Posted: November 10, 2010
Miller files federal case over counting write-in ballots in Alaska
Late yesterday, candidate for Senate Joe Miller filed a complaint in federal court asking the court to permanently enjoin election officials from counting any write-in ballot on which the spelling of the candidate’s name varies in any way from the name as written on the candidate’s write-in declaration of candidacy. Miller argues that the Director of the Division of Elections is violating the federal Elections Clause and Equal Protection Clause, as well as some state laws, by permitting officials to use discretion when determining whether a write-in ballot should count. Miller claims that Alaska statutes mandates that any written-in names not deviate from the declaration of candidacy, and any ballots that do so are “statutorily invalid.”
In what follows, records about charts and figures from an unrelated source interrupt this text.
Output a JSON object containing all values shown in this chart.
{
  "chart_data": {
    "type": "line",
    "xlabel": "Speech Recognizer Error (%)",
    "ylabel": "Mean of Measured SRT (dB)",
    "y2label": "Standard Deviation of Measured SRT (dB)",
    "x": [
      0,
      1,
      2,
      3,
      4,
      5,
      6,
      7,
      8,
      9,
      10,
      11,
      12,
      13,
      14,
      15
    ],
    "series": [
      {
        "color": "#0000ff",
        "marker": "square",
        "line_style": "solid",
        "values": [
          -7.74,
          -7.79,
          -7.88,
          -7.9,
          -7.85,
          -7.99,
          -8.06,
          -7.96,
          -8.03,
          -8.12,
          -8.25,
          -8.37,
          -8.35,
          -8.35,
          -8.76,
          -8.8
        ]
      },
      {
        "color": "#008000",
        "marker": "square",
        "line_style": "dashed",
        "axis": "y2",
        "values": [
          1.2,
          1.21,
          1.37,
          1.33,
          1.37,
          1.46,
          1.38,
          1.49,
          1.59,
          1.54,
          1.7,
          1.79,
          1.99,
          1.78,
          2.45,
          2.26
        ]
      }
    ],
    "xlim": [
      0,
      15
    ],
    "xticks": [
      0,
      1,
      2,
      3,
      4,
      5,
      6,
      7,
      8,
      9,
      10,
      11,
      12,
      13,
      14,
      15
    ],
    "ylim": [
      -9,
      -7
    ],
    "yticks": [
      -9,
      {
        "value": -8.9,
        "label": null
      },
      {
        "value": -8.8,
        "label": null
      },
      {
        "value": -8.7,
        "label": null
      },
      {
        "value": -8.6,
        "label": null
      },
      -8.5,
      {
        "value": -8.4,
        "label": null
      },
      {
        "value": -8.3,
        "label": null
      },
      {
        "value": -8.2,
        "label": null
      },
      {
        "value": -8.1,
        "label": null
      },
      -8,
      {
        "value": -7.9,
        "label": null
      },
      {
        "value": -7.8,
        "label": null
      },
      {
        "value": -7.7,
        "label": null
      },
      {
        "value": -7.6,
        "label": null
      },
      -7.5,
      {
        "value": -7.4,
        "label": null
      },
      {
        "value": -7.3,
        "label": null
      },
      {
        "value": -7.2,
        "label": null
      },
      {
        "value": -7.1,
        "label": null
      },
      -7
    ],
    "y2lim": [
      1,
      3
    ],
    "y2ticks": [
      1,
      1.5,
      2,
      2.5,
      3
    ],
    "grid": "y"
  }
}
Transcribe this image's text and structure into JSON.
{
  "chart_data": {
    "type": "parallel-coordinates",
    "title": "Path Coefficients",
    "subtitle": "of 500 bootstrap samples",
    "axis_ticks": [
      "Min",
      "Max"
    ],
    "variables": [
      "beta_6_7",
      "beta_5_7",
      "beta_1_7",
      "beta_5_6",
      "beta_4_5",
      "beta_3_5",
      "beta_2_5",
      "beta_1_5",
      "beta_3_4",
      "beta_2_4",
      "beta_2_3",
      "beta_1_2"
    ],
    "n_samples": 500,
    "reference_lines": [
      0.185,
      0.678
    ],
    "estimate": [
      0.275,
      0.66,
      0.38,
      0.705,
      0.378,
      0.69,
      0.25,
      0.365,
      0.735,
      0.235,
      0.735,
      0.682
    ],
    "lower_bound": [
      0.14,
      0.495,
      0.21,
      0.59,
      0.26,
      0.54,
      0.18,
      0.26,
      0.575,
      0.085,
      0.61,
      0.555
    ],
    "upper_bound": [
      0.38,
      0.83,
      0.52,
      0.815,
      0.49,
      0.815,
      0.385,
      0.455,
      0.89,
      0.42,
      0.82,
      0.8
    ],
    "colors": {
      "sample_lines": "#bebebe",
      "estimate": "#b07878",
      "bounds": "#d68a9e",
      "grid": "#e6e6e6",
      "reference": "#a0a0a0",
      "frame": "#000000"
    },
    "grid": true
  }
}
At issue are 92,528 write-in ballots, which constitute over 40% of the total votes cast for the Senate race. According to the Alaska Division of Elections, Miller currently has 35% of the vote. Incumbent Senator Lisa Murkowski ran as a write-in candidate after losing the Republican primary to Joe Miller, and the current battle focuses on the spelling of her name on write-in ballots.
Citing Bush v. Gore, Miller’s Equal Protection argument states that, while intent of the voter is a starting point, there must be “specific standards” and “uniform rules” to guide officials when determining voter intent. His claim is that Alaska statutes already provide that specificity, and the Director’s new guidance contradicts those standards.